Second, the shock to the demand-side of the economy is greatly reduced. With the economy in a frail state, it should go without a saying that this would be a good thing.
Admittedly, this is the kind of compromise that is unlikely to make anyone particularly happy. Borrowers who have held out hope for debt forgiveness won’t get it. On the other hand, many (particularly on the right) are likely to feel that this gradual readjustment is too generous. It’s been three years, just make them pay already!

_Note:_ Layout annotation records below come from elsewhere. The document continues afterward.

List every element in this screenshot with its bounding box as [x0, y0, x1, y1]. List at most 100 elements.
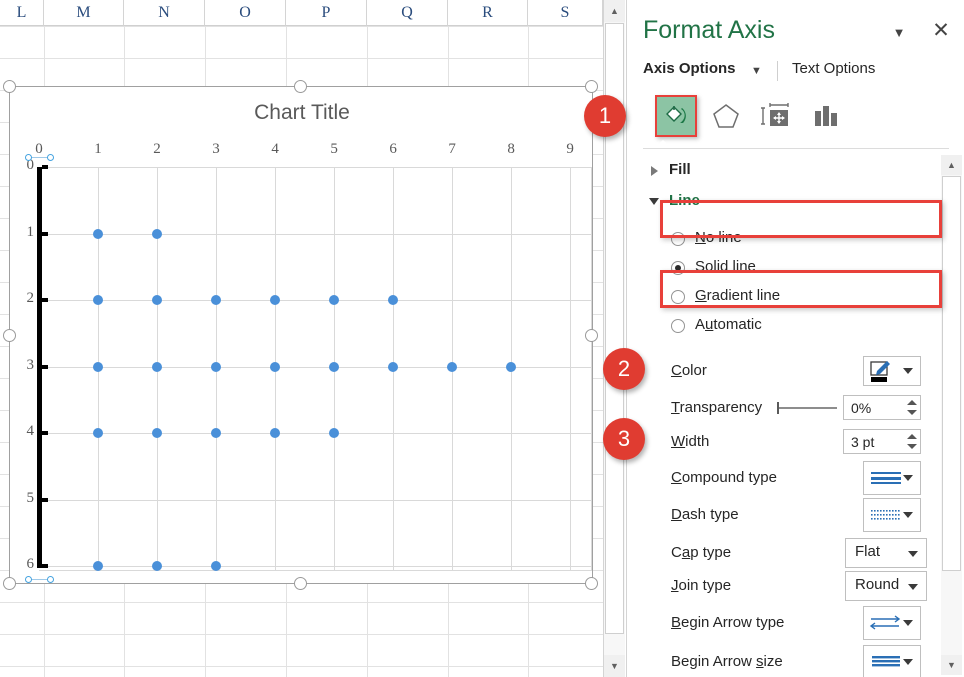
width-stepper-up-icon[interactable]	[907, 434, 917, 439]
close-icon[interactable]: ✕	[928, 18, 954, 44]
chart-gridline-horizontal	[39, 500, 592, 501]
radio-automatic[interactable]	[671, 319, 685, 333]
width-stepper[interactable]	[904, 429, 920, 454]
fill-line-icon[interactable]	[655, 95, 697, 137]
radio-no-line[interactable]	[671, 232, 685, 246]
chevron-down-icon[interactable]	[903, 659, 913, 665]
chart-resize-handle-ml[interactable]	[3, 329, 16, 342]
tab-axis-options[interactable]: Axis Options	[643, 60, 736, 77]
scatter-point[interactable]	[211, 362, 221, 372]
radio-label-gradient-line[interactable]: Gradient line	[695, 287, 780, 304]
width-stepper-down-icon[interactable]	[907, 444, 917, 449]
combo-cap-type[interactable]: Flat	[845, 538, 927, 568]
tab-text-options[interactable]: Text Options	[792, 60, 875, 77]
chevron-down-icon[interactable]: ▼	[751, 65, 762, 77]
column-header-l[interactable]: L	[0, 0, 44, 26]
scatter-point[interactable]	[329, 362, 339, 372]
chevron-down-icon[interactable]	[903, 512, 913, 518]
chart-gridline-horizontal	[39, 234, 592, 235]
chart-resize-handle-mr[interactable]	[585, 329, 598, 342]
format-axis-panel[interactable]: Format Axis ▼ ✕ Axis Options ▼ Text Opti…	[626, 0, 964, 677]
chart-resize-handle-bc[interactable]	[294, 577, 307, 590]
gallery-begin-arrow-size[interactable]	[863, 645, 921, 677]
column-header-m[interactable]: M	[44, 0, 124, 26]
combo-value: Round	[855, 576, 899, 593]
transparency-slider[interactable]	[777, 407, 837, 409]
gallery-begin-arrow-type[interactable]	[863, 606, 921, 640]
color-picker-button[interactable]	[863, 356, 921, 386]
transparency-slider-thumb[interactable]	[777, 402, 779, 414]
y-tick-mark	[42, 165, 48, 169]
gallery-compound-type[interactable]	[863, 461, 921, 495]
scatter-point[interactable]	[93, 362, 103, 372]
label-join-type: Join type	[671, 577, 731, 594]
chart-resize-handle-tr[interactable]	[585, 80, 598, 93]
panel-scroll-up-icon[interactable]: ▲	[941, 155, 962, 175]
scatter-point[interactable]	[270, 362, 280, 372]
y-tick-mark	[42, 564, 48, 568]
column-header-n[interactable]: N	[124, 0, 205, 26]
chevron-down-icon[interactable]	[903, 620, 913, 626]
axis-selection-handle-bl[interactable]	[25, 576, 32, 583]
radio-label-solid-line[interactable]: Solid line	[695, 258, 756, 275]
chart-title[interactable]: Chart Title	[10, 101, 594, 125]
combo-join-type[interactable]: Round	[845, 571, 927, 601]
panel-scroll-down-icon[interactable]: ▼	[941, 655, 962, 675]
chevron-down-icon[interactable]	[903, 475, 913, 481]
panel-scrollbar-thumb[interactable]	[942, 176, 961, 571]
chevron-down-icon[interactable]	[903, 368, 913, 374]
grid-line-horizontal	[0, 634, 603, 635]
radio-gradient-line[interactable]	[671, 290, 685, 304]
radio-label-no-line[interactable]: No line	[695, 229, 742, 246]
scatter-point[interactable]	[388, 362, 398, 372]
scatter-point[interactable]	[152, 229, 162, 239]
column-header-q[interactable]: Q	[367, 0, 448, 26]
panel-tab-row[interactable]: Axis Options ▼ Text Options	[643, 60, 953, 86]
scatter-point[interactable]	[447, 362, 457, 372]
chart-plot-area[interactable]	[39, 167, 592, 571]
transparency-stepper[interactable]	[904, 395, 920, 420]
transparency-stepper-down-icon[interactable]	[907, 410, 917, 415]
grid-line-horizontal	[0, 26, 603, 27]
chart-resize-handle-bl[interactable]	[3, 577, 16, 590]
radio-solid-line[interactable]	[671, 261, 685, 275]
section-fill[interactable]: Fill	[669, 161, 691, 178]
axis-selection-handle-tl[interactable]	[25, 154, 32, 161]
chart-resize-handle-tl[interactable]	[3, 80, 16, 93]
scatter-point[interactable]	[152, 362, 162, 372]
gallery-dash-type[interactable]	[863, 498, 921, 532]
radio-label-automatic[interactable]: Automatic	[695, 316, 762, 333]
size-properties-icon[interactable]	[755, 95, 797, 137]
transparency-stepper-up-icon[interactable]	[907, 400, 917, 405]
y-tick-label: 5	[14, 490, 34, 507]
column-header-o[interactable]: O	[205, 0, 286, 26]
column-header-s[interactable]: S	[528, 0, 603, 26]
expand-triangle-icon[interactable]	[651, 166, 658, 176]
chart-resize-handle-tc[interactable]	[294, 80, 307, 93]
panel-icon-tab-row[interactable]	[643, 95, 953, 141]
scroll-down-arrow-icon[interactable]: ▼	[604, 655, 625, 677]
collapse-triangle-icon[interactable]	[649, 198, 659, 205]
axis-selection-handle-tr[interactable]	[47, 154, 54, 161]
y-tick-label: 2	[14, 290, 34, 307]
chart-object[interactable]: Chart Title 0123456789 0123456	[9, 86, 593, 584]
axis-options-icon[interactable]	[805, 95, 847, 137]
chevron-down-icon[interactable]	[908, 584, 918, 590]
section-line[interactable]: Line	[669, 192, 700, 209]
chevron-down-icon[interactable]	[908, 551, 918, 557]
panel-options-area[interactable]: Fill Line No line Solid line Gradient line…	[627, 152, 964, 677]
chart-resize-handle-br[interactable]	[585, 577, 598, 590]
axis-selection-handle-br[interactable]	[47, 576, 54, 583]
scatter-point[interactable]	[93, 229, 103, 239]
y-tick-label: 6	[14, 556, 34, 573]
scroll-up-arrow-icon[interactable]: ▲	[604, 0, 625, 22]
label-dash-type: Dash type	[671, 506, 739, 523]
scatter-point[interactable]	[506, 362, 516, 372]
panel-vertical-scrollbar[interactable]: ▲ ▼	[941, 155, 962, 675]
grid-line-horizontal	[0, 58, 603, 59]
column-header-p[interactable]: P	[286, 0, 367, 26]
effects-icon[interactable]	[705, 95, 747, 137]
chevron-down-icon[interactable]: ▼	[888, 22, 910, 44]
column-header-r[interactable]: R	[448, 0, 528, 26]
chart-gridline-vertical	[570, 167, 571, 571]
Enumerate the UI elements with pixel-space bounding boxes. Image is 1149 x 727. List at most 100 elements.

Why not just forgive the debt?
Debt forgiveness is a more radical proposition than I think most people give it credit for. To my knowledge, no country has ever forgiven student debt. It’s easy to see why: Forgiving student debt means reallocating wealth to the college-educated, from those who for various reasons did not or could not go to college. In the more egalitarian parts of the world (like my home country, Sweden), this is absolutely unthinkable. And yes, people do take out student loans even in countries where tuition is free. I will be paying back my own loans for decades to come. That debt forgiveness is even being considered by large segments of the Democratic party is a clear sign that the party is now one for the professional class, not one for the lower classes (whom it takes for granted). I could think of no better gift to the floundering Trump campaign than to transfer the debts of college-educated onto the tradesmen and other workers of this country. And in effect, whatever advocates may claim, that is what debt forgiveness does.
Again, however, a compromise can be reached. I am far from the first to suggest allowing student loans to be discharged through bankruptcy, thus allowing the worst-off borrowers to get a way out, while still sticking to the general principle that you are responsible for repaying any loans you take.